Utopie, direz-vous. Sans doute. Mais si l’on veut faire évoluer les concours sans changer clairement la structure, il faut au moins avoir une idée de la direction dans laquelle on voudrait aller. Sinon, chacun " bricole ", dans son coin, une procédure d’admission différente et chacun interprète les concours nationaux en fonction d’une conjoncture économique et démographique plus que d’une politique de formation. Si l’on voulait tendre vers un concours placé avant l’entrée à l’IUFM, on pourrait, contre vents et marées, tenter d’en faire évoluer le contenu dans la direction indiquée. Aujourd’hui, on axe le concours sur la maîtrise des savoirs savants sans avoir précisément fixé le niveau effectivement requis pour enseigner. On risque donc d’en rajouter dans la surenchère académique au détriment des autres critères, capacité réflexive et projet personnel. Peut-être n’est-il pas judicieux de juxtaposer d’une part des épreuves académiques sans lien avec la transposition didactique des contenus correspondants, d’autre part une épreuve professionnelle indépendante des contenus. La sélection par le niveau de maîtrise des savoirs savants est la plus facile à organiser et à légitimer socialement, ce n’est pas la plus intéressante lorsqu’on cherche à recruter les étudiants qui tireront le meilleur parti d’une formation professionnelle de haut niveau orientée vers des compétences, autrement dit la mobilisation de savoirs de divers types pour agir face à des situations complexes.

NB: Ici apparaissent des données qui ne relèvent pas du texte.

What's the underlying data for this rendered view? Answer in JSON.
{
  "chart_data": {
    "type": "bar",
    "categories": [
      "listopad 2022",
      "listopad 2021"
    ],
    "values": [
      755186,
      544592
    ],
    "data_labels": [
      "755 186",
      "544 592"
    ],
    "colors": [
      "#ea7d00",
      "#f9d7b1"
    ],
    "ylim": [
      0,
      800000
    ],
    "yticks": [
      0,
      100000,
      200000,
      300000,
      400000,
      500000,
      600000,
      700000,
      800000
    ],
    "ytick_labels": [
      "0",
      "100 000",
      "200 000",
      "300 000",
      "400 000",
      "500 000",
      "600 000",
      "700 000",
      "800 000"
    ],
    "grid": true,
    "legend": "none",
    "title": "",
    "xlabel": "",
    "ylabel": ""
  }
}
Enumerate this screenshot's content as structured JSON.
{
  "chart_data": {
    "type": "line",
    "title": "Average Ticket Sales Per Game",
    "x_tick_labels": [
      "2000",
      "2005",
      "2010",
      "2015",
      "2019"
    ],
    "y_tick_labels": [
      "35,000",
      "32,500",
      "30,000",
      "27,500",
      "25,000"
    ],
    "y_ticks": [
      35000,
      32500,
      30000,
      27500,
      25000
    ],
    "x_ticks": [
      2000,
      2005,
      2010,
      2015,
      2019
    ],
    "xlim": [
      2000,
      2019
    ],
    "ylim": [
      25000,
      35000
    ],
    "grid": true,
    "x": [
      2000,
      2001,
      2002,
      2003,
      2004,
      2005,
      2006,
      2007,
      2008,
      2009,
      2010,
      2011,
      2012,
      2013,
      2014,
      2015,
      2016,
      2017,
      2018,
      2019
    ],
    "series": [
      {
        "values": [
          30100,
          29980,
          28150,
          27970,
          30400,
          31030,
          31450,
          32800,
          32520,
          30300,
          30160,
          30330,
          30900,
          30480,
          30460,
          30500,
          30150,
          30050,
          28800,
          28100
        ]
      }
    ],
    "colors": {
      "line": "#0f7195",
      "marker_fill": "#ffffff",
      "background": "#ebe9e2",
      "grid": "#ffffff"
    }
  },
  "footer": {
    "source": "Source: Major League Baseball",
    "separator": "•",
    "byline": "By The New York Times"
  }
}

Les flux d’étudiants sont des données conjoncturelles qui modulent les possibilités de sélection. Lorsqu’on peut choisir le " meilleur quart " des candidats, on devrait concevoir les concours en de tout autres termes que quand si devait accepter presque tout le monde en raison d’une pénurie d’enseignants. Les paradigmes de sélection sont fonction des flux, qui peuvent s’inverser tous les 4-5 ans. Dans la période qui vient, les IUFM pourront encore miser sur une forte sélection préalable. Peut-être n’est-ce pas très juste, cela pose le problème du droit d’accès aux compétences et aux diplômes. Tant qu’à sélectionner, tentons au moins, si l’on veut former les meilleurs professionnels, de travailler en priorité avec ceux qui ont le meilleur profil et les meilleurs atouts pour faire de telles études. Plus on maîtrise le recrutement, plus on peut garantir un niveau élevé de formation professionnelle.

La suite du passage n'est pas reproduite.